When discussing the stock market, the most common terminology is ‘equity shares’. Equity refers to the shares or stock that represent the measure of a company’s capital to which each shareholder is entitled. Based on their definition, companies make more than one type of equity offering. These include bonus shares, rights shares, sweat equity shares, and more. This article discusses the rights issue meaning and what rights share.

What is the right issue of shares?

When a company needs to raise additional capital and keep the voting rights of the existing shareholders proportionately balanced, the company issues rights shares. 

A rights share issue is an offering of rights given to a company’s existing shareholders, allowing them to purchase additional shares directly from the company at a discounted price, rather than buying them through the secondary market. The number of additional shares that a shareholder can purchase depends on their existing holding.

Features of Right Issue of Shares

● Corporations issue rights when they need cash for various purposes. This process allows the company to raise funds without incurring underwriting fees.

● A rights issue gives existing shareholders preferential treatment by giving them the right, rather than the obligation, to purchase shares at a lower price on or before a certain date.

● Existing shareholders also have the right to trade with other interested market participants until new shares are available for purchase. Rights shares are traded in the same manner as ordinary equity shares.

● The number of additional shares available to shareholders is generally proportional to their existing shareholdings.

● Existing shareholders may choose to forego the rights shares. However, if they do not purchase additional shares, their existing holdings will get diluted once the additional shares are issued.

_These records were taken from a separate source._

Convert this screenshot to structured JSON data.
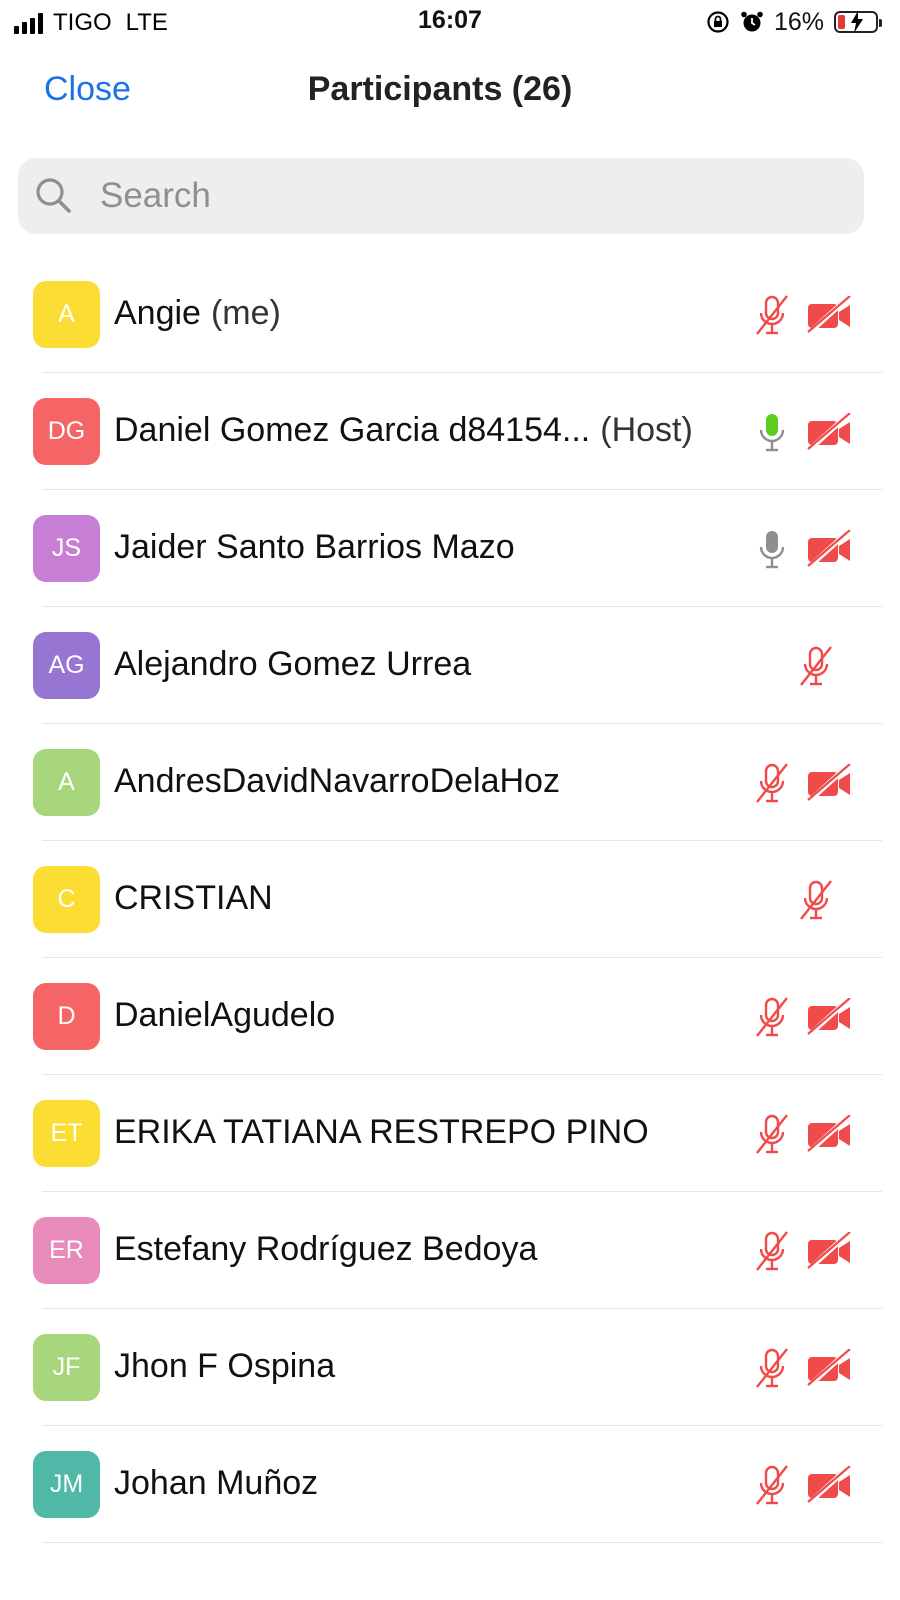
{
  "status_bar": {
    "carrier": "TIGO",
    "network": "LTE",
    "time": "16:07",
    "battery_percent": "16%"
  },
  "header": {
    "close_label": "Close",
    "title": "Participants (26)"
  },
  "search": {
    "placeholder": "Search"
  },
  "colors": {
    "accent": "#1a73e8",
    "muted_red": "#f04a4a",
    "mic_active_green": "#5ccd1f",
    "mic_idle_gray": "#8e8e93"
  },
  "participants": [
    {
      "initials": "A",
      "name": "Angie",
      "tag": "(me)",
      "avatar_color": "#fbdd33",
      "mic": "muted",
      "video": "off"
    },
    {
      "initials": "DG",
      "name": "Daniel Gomez Garcia d84154...",
      "tag": "(Host)",
      "avatar_color": "#f56565",
      "mic": "active",
      "video": "off"
    },
    {
      "initials": "JS",
      "name": "Jaider Santo Barrios Mazo",
      "tag": "",
      "avatar_color": "#c77fd6",
      "mic": "idle",
      "video": "off"
    },
    {
      "initials": "AG",
      "name": "Alejandro Gomez Urrea",
      "tag": "",
      "avatar_color": "#9775d3",
      "mic": "muted",
      "video": "none"
    },
    {
      "initials": "A",
      "name": "AndresDavidNavarroDelaHoz",
      "tag": "",
      "avatar_color": "#a8d67d",
      "mic": "muted",
      "video": "off"
    },
    {
      "initials": "C",
      "name": "CRISTIAN",
      "tag": "",
      "avatar_color": "#fbdd33",
      "mic": "muted",
      "video": "none"
    },
    {
      "initials": "D",
      "name": "DanielAgudelo",
      "tag": "",
      "avatar_color": "#f56565",
      "mic": "muted",
      "video": "off"
    },
    {
      "initials": "ET",
      "name": "ERIKA TATIANA RESTREPO PINO",
      "tag": "",
      "avatar_color": "#fbdd33",
      "mic": "muted",
      "video": "off"
    },
    {
      "initials": "ER",
      "name": "Estefany Rodríguez Bedoya",
      "tag": "",
      "avatar_color": "#e98bba",
      "mic": "muted",
      "video": "off"
    },
    {
      "initials": "JF",
      "name": "Jhon F Ospina",
      "tag": "",
      "avatar_color": "#a8d67d",
      "mic": "muted",
      "video": "off"
    },
    {
      "initials": "JM",
      "name": "Johan Muñoz",
      "tag": "",
      "avatar_color": "#4fb8a6",
      "mic": "muted",
      "video": "off"
    }
  ]
}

Reasons for a Right Issue of Shares

When a company plans to expand its business, it may require additional capital for various reasons such as a need to pay off debt, purchase equipment, or acquire another company. Rather than opting for debt, they may prefer equity to avoid interest payments. When raising equity, rights issues are a quick and easy way for capital expansion. Similarly, projects in which debt financing is unavailable, inappropriate, or expensive will typically result in companies raising capital through the issuance of rights.

Companies looking to improve the debt-to-equity ratio can similarly raise capital. Additionally, distressed companies may issue rights shares to pay off debt and improve their financial health.

Example of a Rights Issue?

John owns 1000 shares of XYZ Ltd. trading at Rs. 10 each. The company then announces a rights issue in the 2-for-5 ratio. The company announces the issue at a discounted price of Rs. 6 per share. Therefore essentially, for every 5 shares at Rs. 10 each, held by an existing shareholder, the company will offer 2 rights shares at a discounted price of Rs. 6.

John’s Portfolio Value (before rights issue) = 1000 shares x Rs. 10 = Rs. 10,000
Number of right shares to be received = (1000 x 2/5) = 400
Price paid to buy rights shares = 400 shares x Rs. 6 = Rs. 2400
Total number of shares after exercising rights issue = 1000 + 400 = 1400

Revised Value of the portfolio after exercising rights issue = Rs. 10,000 +  Rs. 2400 = Rs. 12,400
Should be price per share post-rights issue = Rs. 12,400 / 1400 = Rs. 8.86

In theory, the share price after the rights issue should be Rs. 8.86; however the market value may differ. An uptrend in the share price will benefit the investor, while if the price falls below Rs. 8.86, he will lose money.


A right issue of shares benefits existing shareholders, offering them the advantage of applying for shares at a discounted price and retaining their voting rights. A company can raise a reasonable amount of capital through the rights issue of shares.